YONKERS, N.Y. – Getting to Yonkers Middle/High School before and after school is no walk in the park, students and parents say.

A lack of bus routes on Westchester County's Bee-Line system has left students stranded or riding crowded buses for more than an hour to get to and from the Rockland Avenue school, concerned parents say.

Even worse, many students are transferring buses in Getty Square or walking through Spruce Street in the Nodine Hill neighborhood to catch a ride, said Marla Hurban, president of the Parent Teacher Student Association at Yonkers Middle/High School.

“Some of the students are walking through some very dangerous neighborhoods to get home,” she said.

Officials from Westchester County's Department of Public Works and Transportation, owners of the Bee-Line system, were not immediately available for comment.

Parents say the transportation problem started last year when yellow buses for high school students were eliminated because of the district’s money crunch. Now Yonkers’ older students are responsible for finding their own way to school and back home again.

For Yonkers Middle/High School students living on Central Park Avenue, that means taking two routes and transferring buses in Getty Square. Students living on the east side of the city, near Palmer Road, must take a nearly hour-and-a-half trip to school, Hurban said.

And with no late buses, athletes or students looking for after-school help are often left stranded.

“The problem basically is the Bee-Line bus system has been either unwilling or unable to change some of the bus routes to make it more efficient for students to get home or to school,” Hurban said.

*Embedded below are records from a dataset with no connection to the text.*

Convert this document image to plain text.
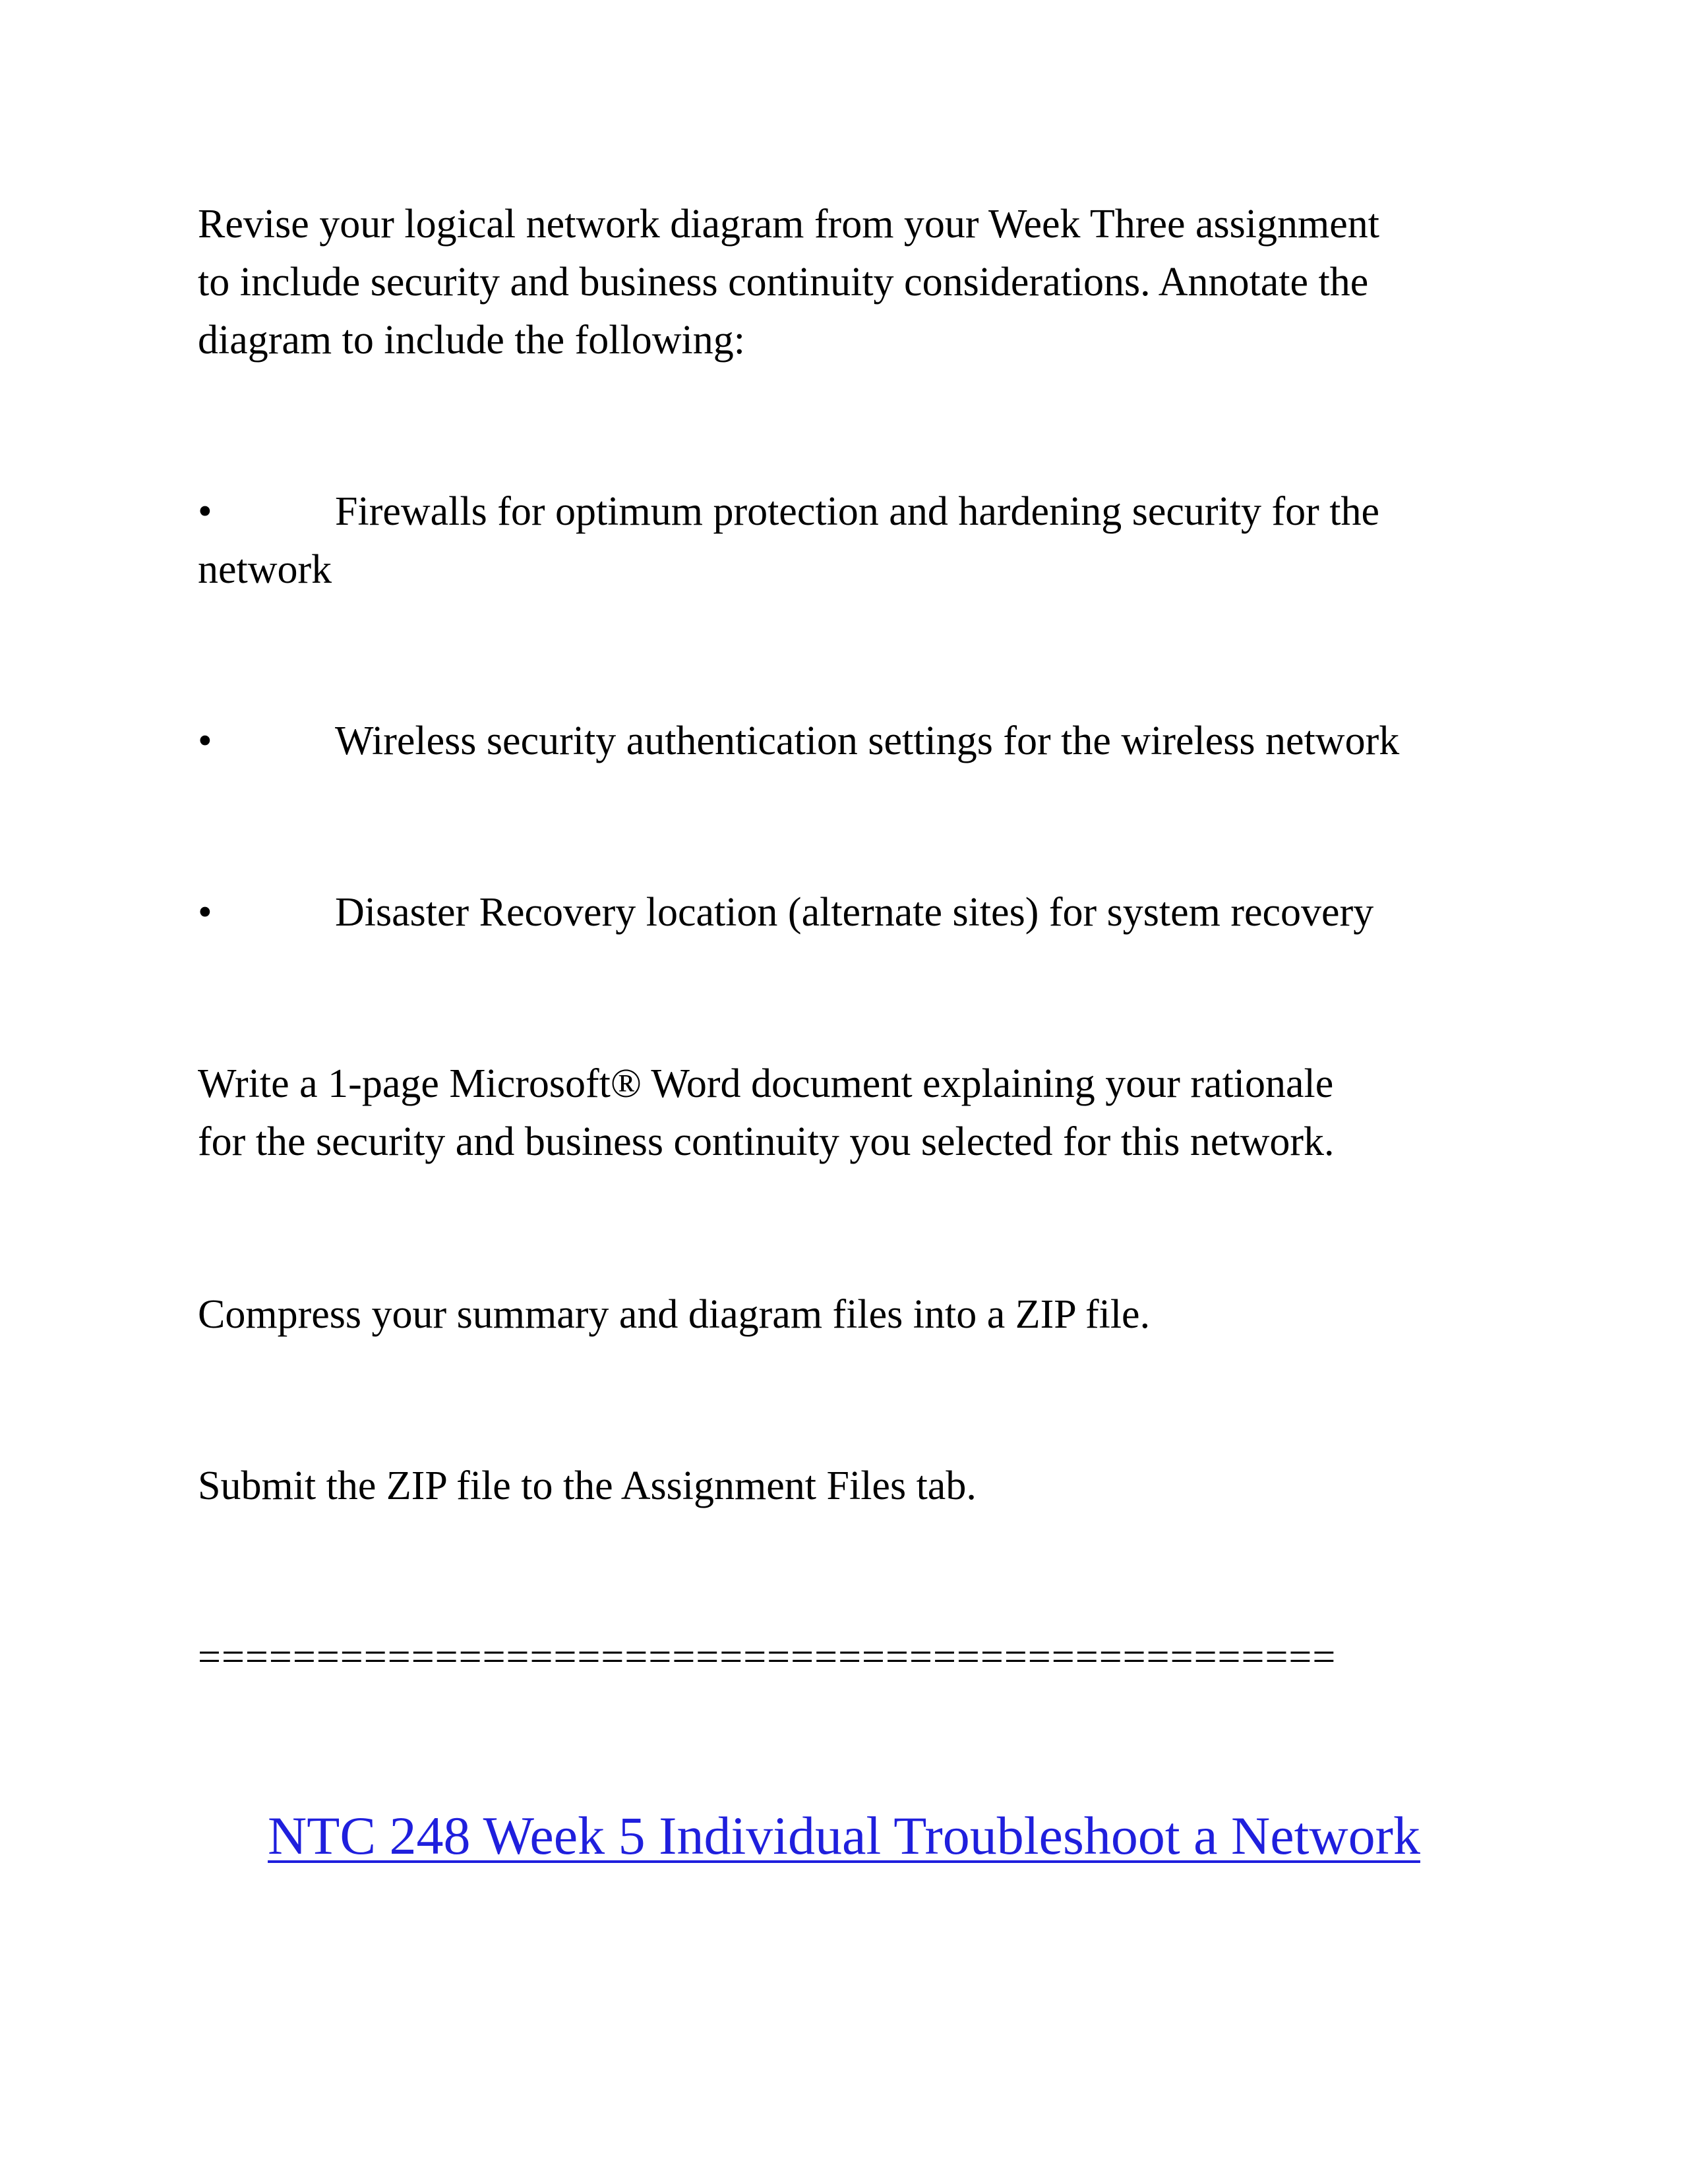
Revise your logical network diagram from your Week Three assignment
to include security and business continuity considerations. Annotate the
diagram to include the following:

•	Firewalls for optimum protection and hardening security for the
network
•	Wireless security authentication settings for the wireless network
•	Disaster Recovery location (alternate sites) for system recovery

Write a 1-page Microsoft® Word document explaining your rationale
for the security and business continuity you selected for this network.

Compress your summary and diagram files into a ZIP file.

Submit the ZIP file to the Assignment Files tab.

================================================

NTC 248 Week 5 Individual Troubleshoot a Network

Last week, Kimberly Cruz, an eighth-grader at Yonkers Middle/High School, wondered what, if anything, could be done about the routes.

“They (students) often switch in Getty Square, and it is very dangerous for them,” she told Superintendent of Schools Bernard Pierorazio at a community forum.

Pierorazio said school administrators have talked to Bee-Line about creating more direct routes to the high school, and the district “is still having those talks.”

Hurban said the PTSA was also having discussions of its own. But so far, she said, it’s been to no avail.

“The kids and parents are complaining, and we’re trying to get help,” she said. “But it just doesn’t seem to go anywhere.”

Still, it’s not only the routes that create a burden on Yonkers High families, parents say. The cost for the Yonkers Public Schools Student MetroCard is $50 each month, or $500 for the school year.

“This is a working-class city,” Hurban said. “It creates a hardship for some of our families.”